The total number of local credit guarantee funds for SMEs is 28, with total capital of VND1,500 billion. Therefore, the capital is split up and the scale of funds is too small to guarantee SMEs. Meanwhile, one of the five conditions the funds must comply with as per Decree 34 is guarantee with collateral, which is quite unreasonable since a guarantee means 100% unsecured or non-collateral.
Other countries’ experience
In China, innovation funds for technology-based SMEs are established to boost credit support for SMEs. They issue regulations, encourage the establishment of SMEs and highlight the creation of a level playing field for SMEs. The government procurement encourages business contracts between state agencies and SMEs.

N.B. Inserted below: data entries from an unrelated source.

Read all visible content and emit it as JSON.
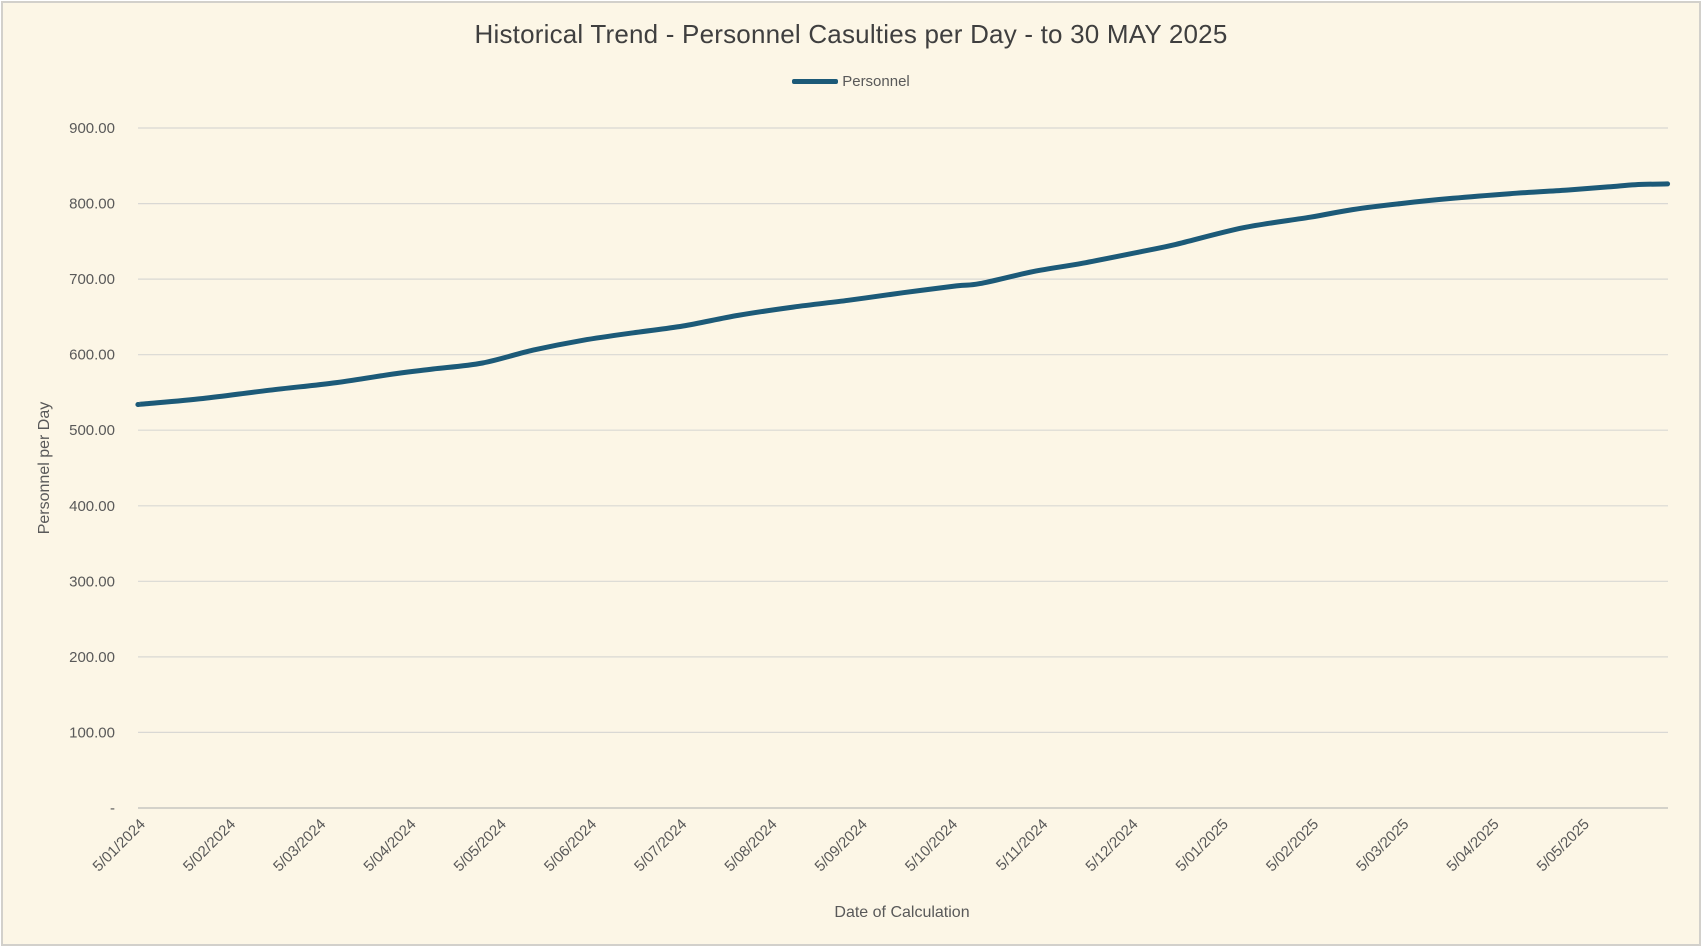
{
  "window": {
    "background": "#fcf6e6",
    "border_color": "#d2d0cb"
  },
  "chart_data": {
    "type": "line",
    "title": "Historical Trend - Personnel Casulties per Day - to 30 MAY 2025",
    "xlabel": "Date of Calculation",
    "ylabel": "Personnel per Day",
    "legend_position": "top",
    "grid": true,
    "ylim": [
      0,
      900
    ],
    "legend": [
      {
        "name": "Personnel",
        "color": "#1c5a78"
      }
    ],
    "x_tick_labels": [
      "5/01/2024",
      "5/02/2024",
      "5/03/2024",
      "5/04/2024",
      "5/05/2024",
      "5/06/2024",
      "5/07/2024",
      "5/08/2024",
      "5/09/2024",
      "5/10/2024",
      "5/11/2024",
      "5/12/2024",
      "5/01/2025",
      "5/02/2025",
      "5/03/2025",
      "5/04/2025",
      "5/05/2025"
    ],
    "y_ticks": [
      {
        "label": "900.00",
        "value": 900
      },
      {
        "label": "800.00",
        "value": 800
      },
      {
        "label": "700.00",
        "value": 700
      },
      {
        "label": "600.00",
        "value": 600
      },
      {
        "label": "500.00",
        "value": 500
      },
      {
        "label": "400.00",
        "value": 400
      },
      {
        "label": "300.00",
        "value": 300
      },
      {
        "label": "200.00",
        "value": 200
      },
      {
        "label": "100.00",
        "value": 100
      },
      {
        "label": "-",
        "value": 0
      }
    ],
    "series": [
      {
        "name": "Personnel",
        "color": "#1c5a78",
        "points": [
          {
            "m": -0.09,
            "v": 534
          },
          {
            "m": 0.0,
            "v": 535
          },
          {
            "m": 0.63,
            "v": 542
          },
          {
            "m": 1.37,
            "v": 553
          },
          {
            "m": 2.11,
            "v": 563
          },
          {
            "m": 2.77,
            "v": 575
          },
          {
            "m": 3.18,
            "v": 581
          },
          {
            "m": 3.73,
            "v": 589
          },
          {
            "m": 4.29,
            "v": 606
          },
          {
            "m": 4.84,
            "v": 619
          },
          {
            "m": 5.4,
            "v": 629
          },
          {
            "m": 5.95,
            "v": 638
          },
          {
            "m": 6.56,
            "v": 652
          },
          {
            "m": 7.17,
            "v": 663
          },
          {
            "m": 7.78,
            "v": 672
          },
          {
            "m": 8.39,
            "v": 682
          },
          {
            "m": 8.98,
            "v": 691
          },
          {
            "m": 9.24,
            "v": 694
          },
          {
            "m": 9.83,
            "v": 710
          },
          {
            "m": 10.38,
            "v": 721
          },
          {
            "m": 11.05,
            "v": 737
          },
          {
            "m": 11.41,
            "v": 746
          },
          {
            "m": 12.16,
            "v": 768
          },
          {
            "m": 12.9,
            "v": 782
          },
          {
            "m": 13.37,
            "v": 792
          },
          {
            "m": 13.9,
            "v": 800
          },
          {
            "m": 14.48,
            "v": 807
          },
          {
            "m": 15.11,
            "v": 813
          },
          {
            "m": 15.76,
            "v": 818
          },
          {
            "m": 16.2,
            "v": 822
          },
          {
            "m": 16.5,
            "v": 825
          },
          {
            "m": 16.86,
            "v": 826
          }
        ]
      }
    ],
    "colors": {
      "gridline": "#d9d8d4",
      "axis_line": "#c6c5c1",
      "tick_text": "#595959",
      "title_text": "#3f3f3f"
    }
  }
}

The Bank of China also encourages credit institutions to loosen credit approval standards for SMEs with a good credit score. It also requires banks to maintain the SMEs’ loan growth rate the same as or higher than the average loan growth rate and lower risk-weighted assets for SMEs loans.
Thailand has established the asset capitalization bureau to lessen loan collateral problems. The objective of this strategy is to increase more funding opportunities for firms, especially retail businesses and small enterprises, by allowing potential assets occupied by households and firms to be used as collateral for loans.